Characteristics of weaker responses:

  • there were a number of mistakes made when translating the seen extract, for example:
    • they did not understand that Athene ‘stood in front of him’ (line 21)
    • ‘therefore’ was often omitted (line 25) as was ‘in turn’ (line 27)
    • ‘they inhabit this city and its tilled fields’ was misunderstood, (line 26), as was ‘for these men do not tolerate strangers very much’ (line 32) and ‘but go quite silently’ (line 30)
    • the prohibition in line 31 was translated as a negative purpose clause and the indefinite construction at the end of line 33 was misunderstood
    • at the end of line 35 the Earth-shaker has granted them to cross the great open sea, but this was often misunderstood to mean that he has given the great open sea
  • candidates relied on general knowledge related to the extract rather than a thorough understanding of the Classical Greek (Q.2bii)
  • candidates relied on some general knowledge of Odysseus and his reception at the palace, rather than focusing on what the question asked, that is explaining how the characteristics Odysseus displays in his encounter with Nausicaa foreshadow the way in which he gains acceptance in the palace of Alcinous (Q.3).

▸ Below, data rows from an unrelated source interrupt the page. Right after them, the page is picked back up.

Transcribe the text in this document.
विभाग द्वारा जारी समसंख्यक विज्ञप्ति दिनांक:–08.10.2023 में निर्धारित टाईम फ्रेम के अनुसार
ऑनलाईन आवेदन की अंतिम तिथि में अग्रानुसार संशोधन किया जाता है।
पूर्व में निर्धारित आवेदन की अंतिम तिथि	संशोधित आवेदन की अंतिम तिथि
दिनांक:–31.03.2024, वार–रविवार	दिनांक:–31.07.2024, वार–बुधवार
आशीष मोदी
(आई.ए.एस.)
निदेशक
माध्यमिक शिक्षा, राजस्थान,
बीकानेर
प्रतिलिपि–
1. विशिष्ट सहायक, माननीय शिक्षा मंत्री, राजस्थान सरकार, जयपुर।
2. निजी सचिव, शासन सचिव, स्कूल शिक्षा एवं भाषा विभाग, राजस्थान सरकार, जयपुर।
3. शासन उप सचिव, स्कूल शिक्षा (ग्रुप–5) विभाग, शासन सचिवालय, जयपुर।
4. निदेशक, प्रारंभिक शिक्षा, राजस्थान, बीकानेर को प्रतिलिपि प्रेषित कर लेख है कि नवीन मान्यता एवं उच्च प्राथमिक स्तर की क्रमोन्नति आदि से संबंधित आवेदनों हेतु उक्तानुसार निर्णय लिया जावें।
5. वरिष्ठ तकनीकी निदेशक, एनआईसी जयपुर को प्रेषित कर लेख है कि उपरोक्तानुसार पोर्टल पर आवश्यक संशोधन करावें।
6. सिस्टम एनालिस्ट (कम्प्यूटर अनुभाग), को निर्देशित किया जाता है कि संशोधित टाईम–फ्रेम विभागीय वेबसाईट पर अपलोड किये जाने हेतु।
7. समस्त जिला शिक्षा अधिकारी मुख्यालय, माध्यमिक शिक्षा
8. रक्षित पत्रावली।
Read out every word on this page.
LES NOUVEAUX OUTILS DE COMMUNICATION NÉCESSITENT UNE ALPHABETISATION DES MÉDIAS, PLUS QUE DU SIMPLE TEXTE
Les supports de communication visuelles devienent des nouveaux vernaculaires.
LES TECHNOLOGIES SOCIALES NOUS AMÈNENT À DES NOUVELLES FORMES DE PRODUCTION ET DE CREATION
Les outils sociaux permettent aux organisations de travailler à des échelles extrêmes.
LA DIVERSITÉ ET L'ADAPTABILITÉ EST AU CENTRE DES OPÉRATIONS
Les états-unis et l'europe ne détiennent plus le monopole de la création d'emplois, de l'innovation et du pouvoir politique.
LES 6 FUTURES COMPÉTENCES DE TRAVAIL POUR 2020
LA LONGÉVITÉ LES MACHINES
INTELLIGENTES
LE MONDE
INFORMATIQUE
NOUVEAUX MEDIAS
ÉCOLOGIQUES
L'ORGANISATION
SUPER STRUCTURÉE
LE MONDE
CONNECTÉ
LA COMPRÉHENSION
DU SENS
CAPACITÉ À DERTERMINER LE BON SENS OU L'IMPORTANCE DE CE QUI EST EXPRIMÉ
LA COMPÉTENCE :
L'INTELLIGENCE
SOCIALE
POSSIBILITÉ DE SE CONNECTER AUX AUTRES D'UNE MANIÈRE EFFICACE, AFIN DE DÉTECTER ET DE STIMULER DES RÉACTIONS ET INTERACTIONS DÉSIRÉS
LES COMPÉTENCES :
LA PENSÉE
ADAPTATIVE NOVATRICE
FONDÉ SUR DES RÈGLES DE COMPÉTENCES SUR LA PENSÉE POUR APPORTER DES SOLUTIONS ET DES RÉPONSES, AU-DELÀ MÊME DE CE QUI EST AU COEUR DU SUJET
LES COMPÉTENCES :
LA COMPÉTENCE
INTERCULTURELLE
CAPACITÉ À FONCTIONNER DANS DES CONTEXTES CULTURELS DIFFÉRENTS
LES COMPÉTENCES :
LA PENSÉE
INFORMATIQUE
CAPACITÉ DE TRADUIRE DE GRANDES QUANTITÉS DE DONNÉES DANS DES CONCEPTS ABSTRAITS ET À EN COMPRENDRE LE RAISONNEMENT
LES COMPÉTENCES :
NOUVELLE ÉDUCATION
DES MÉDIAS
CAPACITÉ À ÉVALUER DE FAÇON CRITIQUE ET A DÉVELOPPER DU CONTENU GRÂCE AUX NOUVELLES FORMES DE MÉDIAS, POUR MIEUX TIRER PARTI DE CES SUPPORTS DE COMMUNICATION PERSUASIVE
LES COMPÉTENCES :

Section II – Non-prescribed Text

Characteristics of better responses:

  • in their translations, candidates paid close attention to every word in the Classical Greek text and demonstrated an excellent knowledge of both the vocabulary and the Homeric forms.

Characteristics of weaker responses:

  • there were grammatical mistakes in the translations, for example, there was no recognition of the verb in line 29 as being present not future, the purpose clause at the end of line 31, that the last word of line 33 is a present participle not aorist, or the force of an in line 39
  • candidates also misinterpreted parts of the text, for example, ‘dead men’ instead of ‘mortal men’ (line 32) was provided, no understanding of ‘in their hearts’ and ‘as a god’ (line 36), ‘an abundance of gold’ (line 38), ‘nor did he disobey’ (line 43), ‘he bound his beautiful sandals under his feet’ (line 44), and that the sandals are ‘immortal (and) golden’ (line 45)
  • the circumstances referred to by Zeus in the extract itself were not identified (Q.4av).